Protecting against simultaneous data poisoning attacks
Neel Alex, Shoaib Ahmed Siddiqui, Amartya Sanyal, David Krueger
TL;DR
This work addresses the realistic threat of multiple simultaneous data poisoning attacks, showing that several backdoors can be inserted into a single model with minimal impact on clean accuracy and that existing defenses perform poorly under this setting. It introduces BaDLoss, a loss-dynamics–based defense that uses a small set of bona fide clean probes to detect and remove anomalous training examples before retraining, achieving strong defense performance with limited degradation to clean accuracy. In extensive experiments on CIFAR-10 and GTSRB, BaDLoss substantially lowers the average attack success rate in the multi-attack setting (to 7.98% and 10.29%, respectively) compared with 64.48% and 84.28% for other defenses, while remaining effective in single-attack scenarios. The work highlights the importance of evaluating defenses under multi-attack scenarios and suggests that loss-trajectory analysis can provide a robust, adaptable defense framework for complex poisoning landscapes.
Abstract
Current backdoor defense methods are evaluated against a single attack at a time. This is unrealistic, as powerful machine learning systems are trained on large datasets scraped from the internet, which may be attacked multiple times by one or more attackers. We demonstrate that simultaneously executed data poisoning attacks can effectively install multiple backdoors in a single model without substantially degrading clean accuracy.

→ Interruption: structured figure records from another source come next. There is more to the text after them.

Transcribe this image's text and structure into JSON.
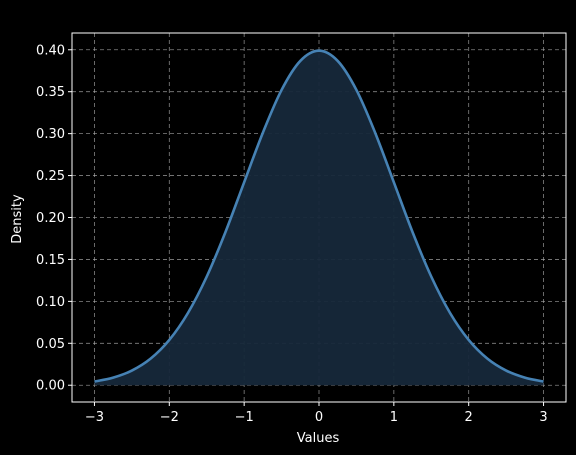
{
  "chart_data": {
    "type": "area",
    "title": "",
    "xlabel": "Values",
    "ylabel": "Density",
    "xlim": [
      -3.3,
      3.3
    ],
    "ylim": [
      -0.02,
      0.42
    ],
    "xticks": [
      -3,
      -2,
      -1,
      0,
      1,
      2,
      3
    ],
    "xtick_labels": [
      "−3",
      "−2",
      "−1",
      "0",
      "1",
      "2",
      "3"
    ],
    "yticks": [
      0.0,
      0.05,
      0.1,
      0.15,
      0.2,
      0.25,
      0.3,
      0.35,
      0.4
    ],
    "ytick_labels": [
      "0.00",
      "0.05",
      "0.10",
      "0.15",
      "0.20",
      "0.25",
      "0.30",
      "0.35",
      "0.40"
    ],
    "grid": true,
    "series": [
      {
        "x": [
          -3.0,
          -2.75,
          -2.5,
          -2.25,
          -2.0,
          -1.75,
          -1.5,
          -1.25,
          -1.0,
          -0.75,
          -0.5,
          -0.25,
          0.0,
          0.25,
          0.5,
          0.75,
          1.0,
          1.25,
          1.5,
          1.75,
          2.0,
          2.25,
          2.5,
          2.75,
          3.0
        ],
        "y": [
          0.0044,
          0.0091,
          0.0175,
          0.0317,
          0.054,
          0.0863,
          0.1295,
          0.1826,
          0.242,
          0.3011,
          0.3521,
          0.3867,
          0.3989,
          0.3867,
          0.3521,
          0.3011,
          0.242,
          0.1826,
          0.1295,
          0.0863,
          0.054,
          0.0317,
          0.0175,
          0.0091,
          0.0044
        ]
      }
    ],
    "colors": {
      "background": "#000000",
      "axes": "#ffffff",
      "grid": "#b0b0b0",
      "line": "#4682b4",
      "fill": "#16283a"
    }
  }
}
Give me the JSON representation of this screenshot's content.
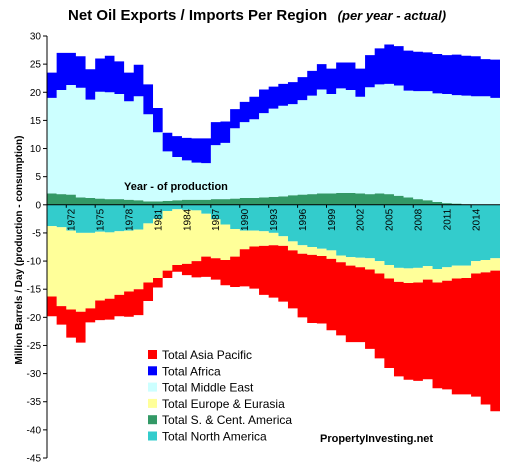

Furthermore, we show that existing backdoor defense methods do not effectively prevent attacks in this setting. Finally, we leverage insights into the nature of backdoor attacks to develop a new defense, BaDLoss, that is effective in the multi-attack setting. With minimal clean accuracy degradation, BaDLoss attains an average attack success rate in the multi-attack setting of 7.98% in CIFAR-10 and 10.29% in GTSRB, compared to the average of other defenses at 64.48% and 84.28% respectively.